The propensity score weight ω was constructed by the indicator W of the treatment (0 or 1), plus 1 minus the indicator W times the probability of the treatment ê, divided by 1 minus the probability of the treatment ê (Guo and Fraser 2010, p.161).

If relational information on students’ ties is available, we can control for simple forms of embeddedness of dyads into the surrounding network. We control for mutuality, 2-in-stars, 2-out-stars, transitive triads, and cyclic triads in the friendship network. In addition, we can measure the number of each student’s friends who belong to the treatment group. Interacting this indicator with the treatment status captures at least to some degree the social embeddedness and thereby the possible diffusion of information between treated and untreated dyads.


Table 1 shows predictions of propensity scores by three probit p* models. We see that the instrumented variable ‘parental contact (log)(IV)’ (predicted by models in Table 6, “Appendix”) has a positive and highly significant effect on ties in the schoolwork network (all: 0.126***; at least one migrant: 0.132***), except for whole day schools.
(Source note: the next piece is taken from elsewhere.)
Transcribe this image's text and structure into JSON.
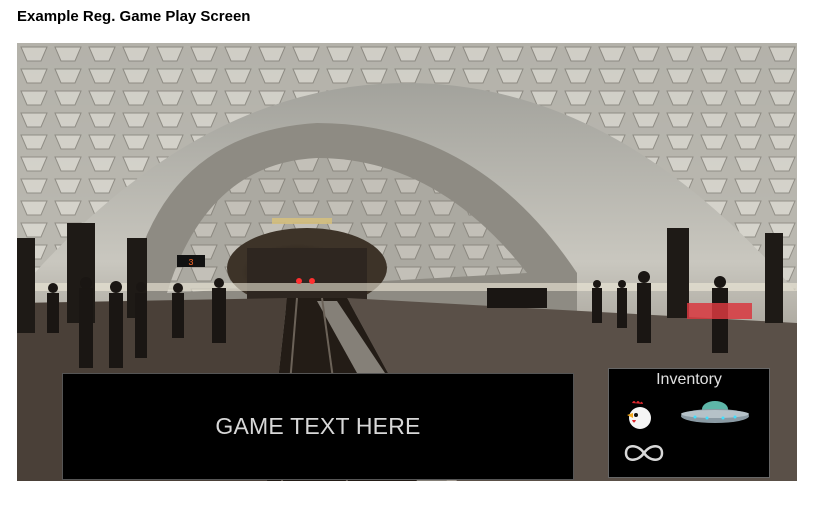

Similarly, the effect on ties in the friendship network is significantly positive in all three models. Ties in the friendship network might capture a considerable part of homophily. Spatial proximity matters for ties in all three networks: if ego lives close to alter (walk within 5 min) the propensity of a schoolwork tie is considerably increased (e.g. at least on migrant: 0.613***). We also see that the effect of similarity in grade point average is significant (10% level) only in the subset of dyads where at least one node is a migrant (0.135 +). As known from other social network studies, there is a positive effect of ‘same sex’ on ties in all three network-dimensions (all: 0.457**). Similarity in the (negative) learning self-concept and in the number of books at home are not significant at the 5% level. There is a strong tendency towards mutuality in all three network-dimensions. The effect of 2-in-stars as an indicator of prestige is negative in all three networks, but insignificant in dyads with at least one migrant, whereas 2-out-stars are generally insignificant. We find the expected effects of transitive (positive) and cyclic triads (negative) for all three models (Robins 2015).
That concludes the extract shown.